Йама имел в виду, что, когда явится префект Корин, Ананду и отца Квина поместят под домашний арест. Храм принадлежит Департаменту, и он останется, когда Эолис будет сметен с лица земли. Но ничего этого Йама не мог рассказать Ананде.
— Конечно, — безмятежно ответил Ананда, — и стану священником после Квина. — Он искоса посмотрел на жреца, который беседовал с Дирив и ее родителями. Ананда наклонился поближе к Йаме и зашептал:
— Похоже, этот высохший кол меня переживет. Я до ста лет буду подметать наос и надраивать оракул, а вы с Дирив отправитесь тем временем. искать приключений. Уж ты-то наверняка.
— Мы будем жить вместе, — возразил Йама. — У нас будет маленький садик, козы, голуби. Но, думаю, не сразу. Я рад, что мы снова встретились, Ананда. Мне не понравилось, как мы расставались.
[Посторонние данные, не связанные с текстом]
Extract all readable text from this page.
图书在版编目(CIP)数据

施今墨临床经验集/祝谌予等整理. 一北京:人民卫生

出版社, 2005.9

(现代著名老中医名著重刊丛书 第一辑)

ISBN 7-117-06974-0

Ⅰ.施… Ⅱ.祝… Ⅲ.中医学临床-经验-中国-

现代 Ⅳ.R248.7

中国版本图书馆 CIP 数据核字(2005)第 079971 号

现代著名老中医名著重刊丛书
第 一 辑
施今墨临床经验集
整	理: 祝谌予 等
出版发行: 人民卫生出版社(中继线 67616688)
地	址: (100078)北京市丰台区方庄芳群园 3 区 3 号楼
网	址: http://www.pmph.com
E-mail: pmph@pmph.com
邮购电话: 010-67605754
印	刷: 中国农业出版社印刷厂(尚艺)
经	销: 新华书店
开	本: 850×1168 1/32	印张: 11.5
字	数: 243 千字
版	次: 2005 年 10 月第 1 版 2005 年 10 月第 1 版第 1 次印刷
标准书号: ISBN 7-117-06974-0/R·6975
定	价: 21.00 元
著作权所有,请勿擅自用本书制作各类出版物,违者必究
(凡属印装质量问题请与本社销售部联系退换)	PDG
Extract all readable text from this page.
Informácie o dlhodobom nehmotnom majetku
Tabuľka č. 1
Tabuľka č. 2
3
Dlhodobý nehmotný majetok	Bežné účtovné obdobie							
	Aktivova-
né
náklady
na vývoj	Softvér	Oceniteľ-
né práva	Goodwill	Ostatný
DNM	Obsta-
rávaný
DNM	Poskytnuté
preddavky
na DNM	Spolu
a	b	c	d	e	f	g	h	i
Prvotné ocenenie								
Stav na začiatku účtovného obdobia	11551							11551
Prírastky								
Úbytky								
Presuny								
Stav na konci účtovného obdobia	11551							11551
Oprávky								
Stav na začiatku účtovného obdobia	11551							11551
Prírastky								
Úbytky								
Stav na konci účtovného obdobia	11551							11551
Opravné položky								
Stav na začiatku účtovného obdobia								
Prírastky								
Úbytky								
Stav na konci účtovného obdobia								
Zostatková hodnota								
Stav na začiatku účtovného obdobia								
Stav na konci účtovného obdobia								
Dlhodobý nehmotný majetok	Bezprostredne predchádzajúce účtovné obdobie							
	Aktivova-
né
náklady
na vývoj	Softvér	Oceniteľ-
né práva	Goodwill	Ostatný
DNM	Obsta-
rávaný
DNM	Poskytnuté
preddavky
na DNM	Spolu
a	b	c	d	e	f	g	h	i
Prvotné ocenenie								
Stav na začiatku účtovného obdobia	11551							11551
— Просто я раньше никогда не присутствовал на казни, — вспомнил Ананда. — Меня потом вырвало. Отец Квин просто взбесился от злости. Из-за того, что мне стало плохо, и потому что он узнал, что я нарушил пост.
— Фисташки, — рассмеялся Йама, вспомнив тот день.
Ананда ухмыльнулся:
— С тех пор я их не ем. Однако выпей еще вина.
— Наверное, уже время сказать благодарственную молитву, — возразил Йама. Он отвел Дирив в сторону и велел ей прощаться с родителями.
Потом как муж и жена они подошли к оракулу, где Йама ребенком так часто помогал эдилу выполнять длинные и бессмысленные ритуалы, входившие в его обязанности официального лица. К тому самому оракулу, где фантом Анжелы впервые отыскал Йаму, чем страшно напугал эдила, и тот безнадежно сломал механизм оракула.
Но он все еще действовал как пространственная щель. Йама и Дирив вошли внутрь и оказались далеко-далеко, в круглой камере, висящей над огромным залом глубоко в килевых породах мира. В длину зал был в сотни лиг. На полу его громоздились машины величиной в целые города. По стенам похожей на пузырь камеры вспыхнул свет. Открылись освещенные окна. Некоторые выходили в такие же залы во всех частях мира.
Из пустоты возник голос, приветствующий Йаму. Он спросил, что Йаме будет угодно сделать.
Так был сделан первый шаг к концу света.
Потом Йама вызвал корабль, и он провез их по временной петле, в которой сорок лет сжались в несколько дней, и они смогли увидеть конец света, а затем через пространственную щель нырнуть в далекое прошлое. Они появились в пространстве вблизи одной из звезд, о которых говорил Страж Ворот, когда Йама впервые вернулся в Слияние. Когда Хранители покинули галактику, эта звезда переместилась ближе к Слиянию.